Turkish prosecutor says pro-gov’t think tank profiling of journalists is free speech
A Turkish prosecutor on Thursday dismissed a criminal complaint filed by journalism organisations accusing a government-linked think tank of blacklisting journalists in a report on foreign media outlets in the country, news site Diken reported.
The report of the Foundation for Economic, Political and Social Research (SETA), one of Turkey's most influential pro-government policy think tanks, was published last month. The think tank listed foreign news networks with Turkish services, such as BBC and Deutsche Welle, as well as the Turkish journalists who work for them, sharing detailed information about their past work and social media posts.
SETA’s report suggested that foreign media outlets and the journalists they employ purposefully report against Turkish interests on several topics such as the 2016 failed coup attempt and the continuing Kurdish question.
Following the release of the report, Media and Law Studies Association (MLSA), a non-profit organisation working in the areas of civil society, media and judiciary, filed a criminal complaint demanding an inquiry in the report.
The Ankara Chief Prosecutor’s Office ruled that the report falls under the right to freedom of expression.
"Ironically, the court ruled the report is within the freedom of expression, given that the same prosecutors routinely prosecute journalists doing their jobs, accusing of them baseless terror-related offences," Diken quoted MLSA co-director Veysel Ok as saying.
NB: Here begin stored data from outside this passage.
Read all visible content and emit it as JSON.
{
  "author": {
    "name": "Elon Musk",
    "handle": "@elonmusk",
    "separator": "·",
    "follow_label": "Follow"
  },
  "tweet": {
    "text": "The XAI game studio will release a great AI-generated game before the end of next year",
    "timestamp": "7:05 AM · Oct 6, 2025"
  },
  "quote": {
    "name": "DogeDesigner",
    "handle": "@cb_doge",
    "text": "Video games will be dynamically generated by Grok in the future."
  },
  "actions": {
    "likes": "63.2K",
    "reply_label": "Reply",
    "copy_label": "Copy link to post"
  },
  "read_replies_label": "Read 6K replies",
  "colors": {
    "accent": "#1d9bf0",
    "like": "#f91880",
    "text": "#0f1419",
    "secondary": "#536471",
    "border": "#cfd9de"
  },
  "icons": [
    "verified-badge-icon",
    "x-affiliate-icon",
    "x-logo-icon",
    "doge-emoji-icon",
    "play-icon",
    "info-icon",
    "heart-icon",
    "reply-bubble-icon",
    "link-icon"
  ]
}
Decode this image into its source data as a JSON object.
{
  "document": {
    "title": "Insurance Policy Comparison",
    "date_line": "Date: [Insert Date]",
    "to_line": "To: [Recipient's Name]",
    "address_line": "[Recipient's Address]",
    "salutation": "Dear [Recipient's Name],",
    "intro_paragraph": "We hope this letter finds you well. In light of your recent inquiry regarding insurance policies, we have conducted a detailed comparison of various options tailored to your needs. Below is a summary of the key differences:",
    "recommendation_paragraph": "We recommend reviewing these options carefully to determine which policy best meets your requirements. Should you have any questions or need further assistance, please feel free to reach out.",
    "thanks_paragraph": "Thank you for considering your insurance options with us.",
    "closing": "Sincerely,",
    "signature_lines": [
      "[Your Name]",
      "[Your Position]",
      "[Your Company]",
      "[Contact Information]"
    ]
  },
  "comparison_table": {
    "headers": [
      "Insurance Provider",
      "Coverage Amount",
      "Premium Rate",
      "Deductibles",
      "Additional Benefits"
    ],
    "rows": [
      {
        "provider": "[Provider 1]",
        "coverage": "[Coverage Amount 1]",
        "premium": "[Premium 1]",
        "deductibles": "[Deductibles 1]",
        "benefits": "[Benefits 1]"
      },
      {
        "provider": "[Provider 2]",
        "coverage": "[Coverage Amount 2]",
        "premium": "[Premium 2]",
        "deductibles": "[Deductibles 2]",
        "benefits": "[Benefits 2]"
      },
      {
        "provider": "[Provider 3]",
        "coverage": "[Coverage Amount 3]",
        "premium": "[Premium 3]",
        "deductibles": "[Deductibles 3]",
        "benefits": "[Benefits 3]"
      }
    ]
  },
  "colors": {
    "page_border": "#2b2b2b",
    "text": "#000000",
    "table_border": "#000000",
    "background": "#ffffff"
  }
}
The prosecutor's office believes that the right to freedom of expression can only be exercised by media outlets and organisations affiliated by the government, Ok said.
Freedom of the press has been on the decline in Turkey under the ruling Justice and Development Party government. Hundreds of journalists have been accused of having links to terrorism, and Turkey remains "the world’s leading jailer of journalists", according to the Committee to Protect Journalists.